United Health Services’ Wilson Medical Center and Ascension Our Lady of Lourdes at the end of November were listed on the Health Department tally of medical facilities in danger of procedure suspensions under an Emergency Declaration from Governor Kathy Hochul since their number of available staffed beds were close to being at ten percent or less.
This week, the Broome County facilities are not on the list of 32 hospitals state-wide listed at the threshold of ten percent or less available staffed beds and being ordered to shut-down non-urgent procedures until January 15.
Guthrie Cortland Medical Center, A.O. Fox Memorial in Oneonta, Crouse Memorial and Upstate Medical facilities in Syracuse are among Central New York facilities that are on the list.
December 8, Broome County reported 77 people hospitalized with COVID-related illness. Cortland county reported 6 people currently hospitalized.
Under the Governor’s order things like hip replacement and cataract treatment would be delayed. Not falling under the directive are more time sensitive procedures: things related to cancer treatment, pain, transplants, trauma, cardiac and dialysis treatments.
Officials say capacity levels are being re-evaluated on a rolling basis, so facilities may not be tied down to the January 15th date for resuming non-urgent treatments.

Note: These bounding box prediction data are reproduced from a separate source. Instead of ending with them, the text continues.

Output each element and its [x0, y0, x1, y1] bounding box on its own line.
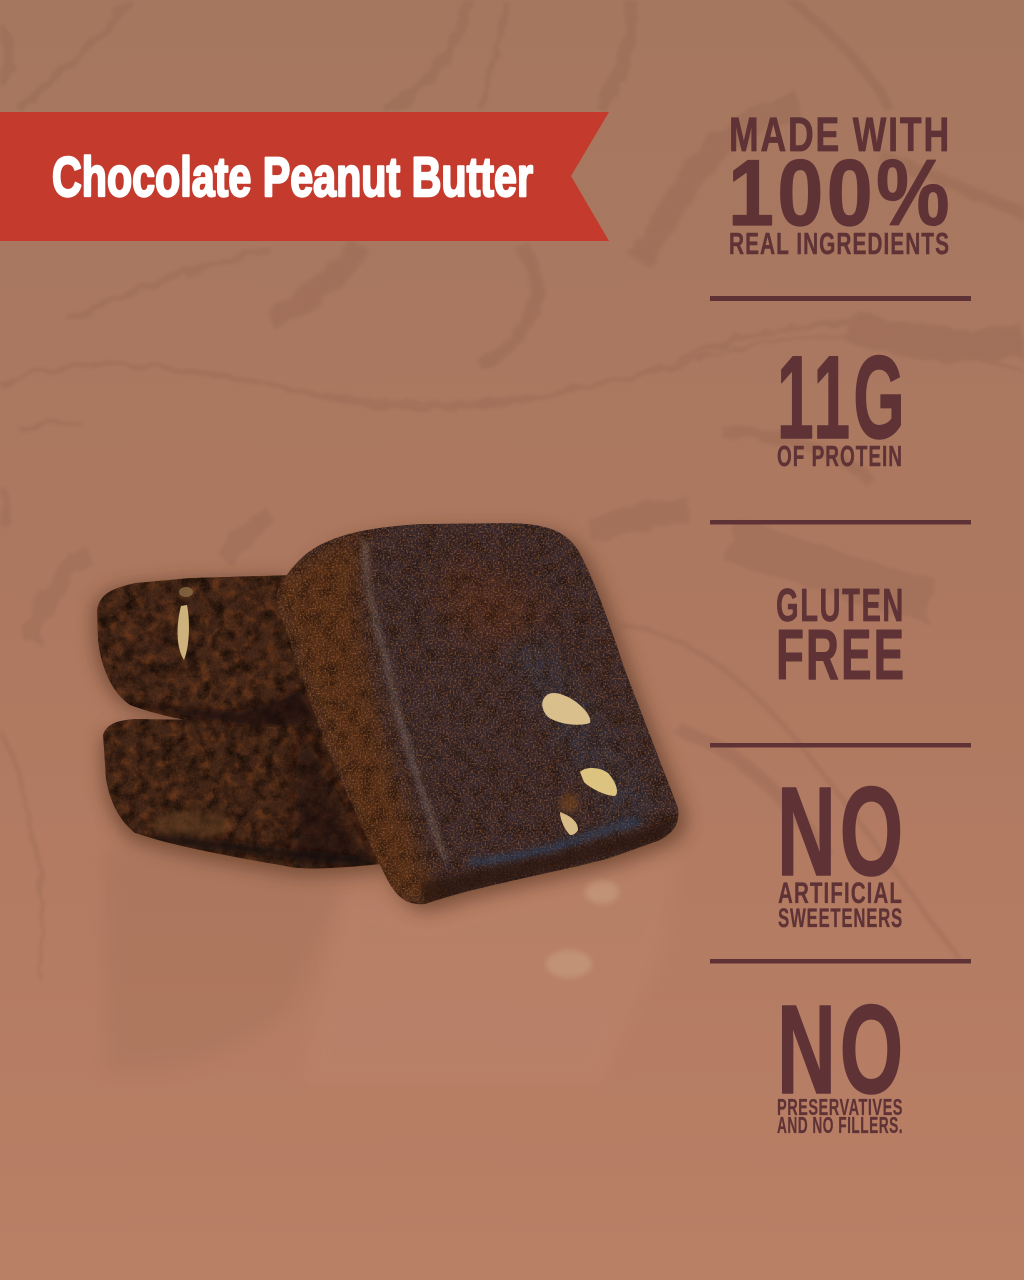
claim: no preservatives and no fillers: NO [777, 979, 907, 1120]
brownie highlights [365, 540, 445, 860]
ribbon banner [0, 112, 609, 241]
claim: 11g of protein: 11G [777, 332, 908, 464]
claim: no preservatives and no fillers [777, 979, 907, 1138]
brownie side edge [277, 532, 436, 904]
claim: made with 100% real ingredients [728, 109, 953, 261]
claim: no artificial sweeteners: SWEETENERS [778, 903, 903, 933]
peanut pieces [542, 693, 590, 725]
claim: gluten free [776, 579, 906, 695]
claim: no artificial sweeteners: NO [777, 761, 907, 902]
claim: no preservatives and no fillers: AND NO FILLERS. [777, 1112, 903, 1138]
claim: made with 100% real ingredients: 100% [728, 140, 953, 245]
shadow [93, 529, 686, 910]
background swirl pattern [0, 0, 1024, 980]
brownie reflection [105, 849, 680, 1085]
banner title: Chocolate Peanut Butter [52, 145, 533, 208]
claim: no artificial sweeteners [777, 761, 907, 933]
brownies photo [93, 523, 686, 910]
brownie: front leaning [265, 523, 678, 910]
brownie: top back [97, 575, 340, 728]
claim: gluten free: FREE [776, 616, 906, 695]
claim: 11g of protein: OF PROTEIN [777, 441, 903, 473]
claims column [710, 109, 971, 1138]
claim: 11g of protein [777, 332, 908, 473]
claim: no preservatives and no fillers: PRESERVATIVES [777, 1094, 903, 1120]
claim: made with 100% real ingredients: MADE WITH [729, 109, 951, 162]
claim: no artificial sweeteners: ARTIFICIAL [778, 877, 903, 910]
claim: gluten free: GLUTEN [776, 579, 905, 631]
brownie: bottom back [103, 719, 400, 870]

In Pennsylvania, the Associated Press reports one of the state's largest health systems has run out of beds because of the latest COVID-19 surge, with emergency room delays of 10 to 20 hours.
Geisinger is running at 110 percent capacity across its nine hospitals in central and northeastern Pennsylvania — overrun with largely unvaccinated COVID-19 patients who represent a quarter to well over half of all admissions. That's according to Doctor Jaewon Ryu, Geisinger’s president and chief executive officer.
He said December 8 he expects the situation to deteriorate further in coming weeks, citing sharply rising case and test positivity numbers.
As of noon December 8, Pennsylvania health officials reported 4,317 patients hospitalized with COVID-19 statewide with 896 of those adult patients in Intensive Care.